Orla do Recife tem novo aditivo de R$ 11,5 milhões enquanto 30% das obras seguem pendentes
As obras de requalificação da orla do Recife receberam um novo aditivo contratual de R$ 11,5 milhões. Assinado em 30 de março, o terceiro termo aditivo desde o início da intervenção elevou o custo total do projeto para R$ 146,6 milhões, valor R$ 36,8 milhões superior ao orçamento inicial de R$ 109,8 milhões.
Em nota, a Prefeitura do Recife destaca que o aditivo “foi necessário após a identificação de serviços excedentes e extras durante a execução da obra”.
Entre os excedentes estão a ampliação da sinalização na Avenida Boa Viagem e a substituição de tubulações de drenagem que não puderam ser reaproveitadas. Já os itens não previstos originalmente incluem equipamentos para atender a concessionária de abastecimento de água, ajustes de logística e recapeamento das quadras de tênis.
O aditivo não foi publicado no Diário Oficial do Recife, mas consta no Portal Nacional de Contratações Públicas (PNCP). De acordo com a prefeitura, a legislação não exige publicação no Diário Oficial do Município.
Cronograma revisado e atrasos

Inicialmente prevista para ser executada em 18 meses, a requalificação da orla sofreu alterações no cronograma desde o início da execução.
De acordo com a Prefeitura do Recife, a requalificação está 70% concluída e enfrentou interferências com redes subterrâneas de água, drenagem, energia elétrica e gás.
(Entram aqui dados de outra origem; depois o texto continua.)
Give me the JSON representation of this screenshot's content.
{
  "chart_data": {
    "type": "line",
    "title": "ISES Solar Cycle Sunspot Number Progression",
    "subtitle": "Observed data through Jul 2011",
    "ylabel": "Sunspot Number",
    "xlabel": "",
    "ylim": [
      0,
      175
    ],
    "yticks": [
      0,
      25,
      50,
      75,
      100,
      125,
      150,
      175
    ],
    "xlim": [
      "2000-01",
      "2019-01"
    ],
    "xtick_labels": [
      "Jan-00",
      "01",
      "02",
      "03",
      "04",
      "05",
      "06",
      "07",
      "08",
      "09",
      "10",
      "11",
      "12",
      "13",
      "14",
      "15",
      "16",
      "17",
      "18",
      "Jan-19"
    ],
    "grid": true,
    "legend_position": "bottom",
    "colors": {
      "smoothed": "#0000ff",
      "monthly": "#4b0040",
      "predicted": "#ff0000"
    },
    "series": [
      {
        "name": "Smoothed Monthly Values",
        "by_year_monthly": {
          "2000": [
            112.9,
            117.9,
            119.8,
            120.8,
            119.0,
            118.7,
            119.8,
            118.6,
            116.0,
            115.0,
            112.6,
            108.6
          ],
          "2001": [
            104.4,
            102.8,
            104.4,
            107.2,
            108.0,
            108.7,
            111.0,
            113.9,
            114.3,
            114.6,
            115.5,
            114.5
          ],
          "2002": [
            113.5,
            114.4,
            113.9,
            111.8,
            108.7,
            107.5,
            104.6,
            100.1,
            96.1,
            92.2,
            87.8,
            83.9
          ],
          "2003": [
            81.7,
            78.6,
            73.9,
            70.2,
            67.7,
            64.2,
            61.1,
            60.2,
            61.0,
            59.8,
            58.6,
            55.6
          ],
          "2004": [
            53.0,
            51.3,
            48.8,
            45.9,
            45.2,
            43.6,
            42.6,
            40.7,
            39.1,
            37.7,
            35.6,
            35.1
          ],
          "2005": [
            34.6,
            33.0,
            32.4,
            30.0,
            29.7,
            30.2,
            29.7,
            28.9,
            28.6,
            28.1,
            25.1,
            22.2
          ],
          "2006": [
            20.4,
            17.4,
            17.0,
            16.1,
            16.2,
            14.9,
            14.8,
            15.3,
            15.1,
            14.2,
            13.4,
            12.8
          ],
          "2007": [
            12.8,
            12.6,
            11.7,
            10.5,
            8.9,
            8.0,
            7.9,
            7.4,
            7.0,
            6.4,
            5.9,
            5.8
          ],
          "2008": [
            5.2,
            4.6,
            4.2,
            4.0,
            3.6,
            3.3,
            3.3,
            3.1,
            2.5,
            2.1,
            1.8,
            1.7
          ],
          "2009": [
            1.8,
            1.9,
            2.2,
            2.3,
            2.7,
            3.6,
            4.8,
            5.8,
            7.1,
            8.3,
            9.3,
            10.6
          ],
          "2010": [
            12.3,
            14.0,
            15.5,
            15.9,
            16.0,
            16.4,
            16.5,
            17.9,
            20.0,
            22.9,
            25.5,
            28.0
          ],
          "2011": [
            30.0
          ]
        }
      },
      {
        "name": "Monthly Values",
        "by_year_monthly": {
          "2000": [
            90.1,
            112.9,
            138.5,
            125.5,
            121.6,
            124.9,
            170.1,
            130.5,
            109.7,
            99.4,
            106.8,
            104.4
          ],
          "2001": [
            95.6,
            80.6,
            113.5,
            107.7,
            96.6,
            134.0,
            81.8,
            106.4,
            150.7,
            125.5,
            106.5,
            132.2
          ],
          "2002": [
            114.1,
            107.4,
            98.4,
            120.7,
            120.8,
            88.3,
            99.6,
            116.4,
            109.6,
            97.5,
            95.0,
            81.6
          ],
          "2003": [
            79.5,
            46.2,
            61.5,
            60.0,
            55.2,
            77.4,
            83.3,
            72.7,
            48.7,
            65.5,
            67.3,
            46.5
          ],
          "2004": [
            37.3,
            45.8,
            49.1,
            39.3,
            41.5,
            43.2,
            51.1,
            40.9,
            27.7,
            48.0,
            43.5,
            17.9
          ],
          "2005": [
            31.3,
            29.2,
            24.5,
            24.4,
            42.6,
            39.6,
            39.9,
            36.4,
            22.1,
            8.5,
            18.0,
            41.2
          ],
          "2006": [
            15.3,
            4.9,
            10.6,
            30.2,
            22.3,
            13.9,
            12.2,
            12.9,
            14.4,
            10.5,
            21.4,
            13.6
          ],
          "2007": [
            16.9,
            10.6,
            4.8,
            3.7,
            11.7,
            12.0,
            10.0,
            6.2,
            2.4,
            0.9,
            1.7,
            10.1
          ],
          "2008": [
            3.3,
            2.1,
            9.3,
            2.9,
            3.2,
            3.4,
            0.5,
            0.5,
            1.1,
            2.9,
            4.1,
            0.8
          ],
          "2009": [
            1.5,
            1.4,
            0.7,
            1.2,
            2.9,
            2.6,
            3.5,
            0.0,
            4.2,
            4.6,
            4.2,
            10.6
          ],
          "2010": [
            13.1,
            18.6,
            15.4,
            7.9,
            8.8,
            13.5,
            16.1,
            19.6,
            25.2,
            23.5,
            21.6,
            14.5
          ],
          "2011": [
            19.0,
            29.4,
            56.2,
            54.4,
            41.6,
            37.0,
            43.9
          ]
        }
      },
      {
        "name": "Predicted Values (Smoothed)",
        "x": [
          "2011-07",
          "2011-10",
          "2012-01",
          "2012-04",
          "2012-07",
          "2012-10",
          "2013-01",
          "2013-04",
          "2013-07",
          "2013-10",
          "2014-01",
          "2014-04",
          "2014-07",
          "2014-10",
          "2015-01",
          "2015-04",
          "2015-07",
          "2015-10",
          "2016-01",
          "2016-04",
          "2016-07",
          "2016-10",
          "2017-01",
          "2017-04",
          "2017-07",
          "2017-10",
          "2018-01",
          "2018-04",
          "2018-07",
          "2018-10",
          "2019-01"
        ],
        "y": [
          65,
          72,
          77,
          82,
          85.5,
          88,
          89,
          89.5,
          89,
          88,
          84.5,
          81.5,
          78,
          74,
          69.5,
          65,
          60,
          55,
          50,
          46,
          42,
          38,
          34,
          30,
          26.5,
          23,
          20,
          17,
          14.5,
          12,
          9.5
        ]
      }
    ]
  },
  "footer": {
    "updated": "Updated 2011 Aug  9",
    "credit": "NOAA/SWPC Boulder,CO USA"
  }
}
A nova previsão é que as obras sejam concluídas no segundo semestre de 2026.
“Embora mapeadas no projeto, essas redes não eram georreferenciadas, ou seja, a localização exata só era confirmada no momento da escavação. Isso gerou suspensões pontuais dos serviços para replanejamento e ajustes para compatibilizar as novas instalações com a infraestrutura existente no subsolo da orla”, diz o texto.
Em entrevista à Rádio Jornal, em dezembro de 2025, o então prefeito João Campos (PSB), atualmente pré-candidato ao Governo de Pernambuco, garantiu que até o mês de setembro de 2026 o projeto seria concluído e entregue à população.
A expectativa inicial, porém, era que uma etapa da nova orla da capital pernambucana fosse inaugurada a cada quatro meses. Poucos dias após a eleição municipal de 2024, Campos declarou que a população começaria a receber trechos concluídos da nova orla em etapas sucessivas.
“Vamos ter, a partir do início do ano que vem [2025], o cheiro da nova orla no ar. De 4 em 4 meses tem uma etapa inaugurada”, disse Campos, no dia 10 de outubro de 2024.
Na ocasião, a gestão trabalhava com um prazo total de 18 meses para conclusão da intervenção, o que indicava entrega até abril de 2026.
Uma das justificativas da gestão municipal para o atraso da primeira etapa da requalificação havia sido as fortes chuvas registradas no meio do ano de 2025, que influenciaram o ritmo de execução de alguns serviços.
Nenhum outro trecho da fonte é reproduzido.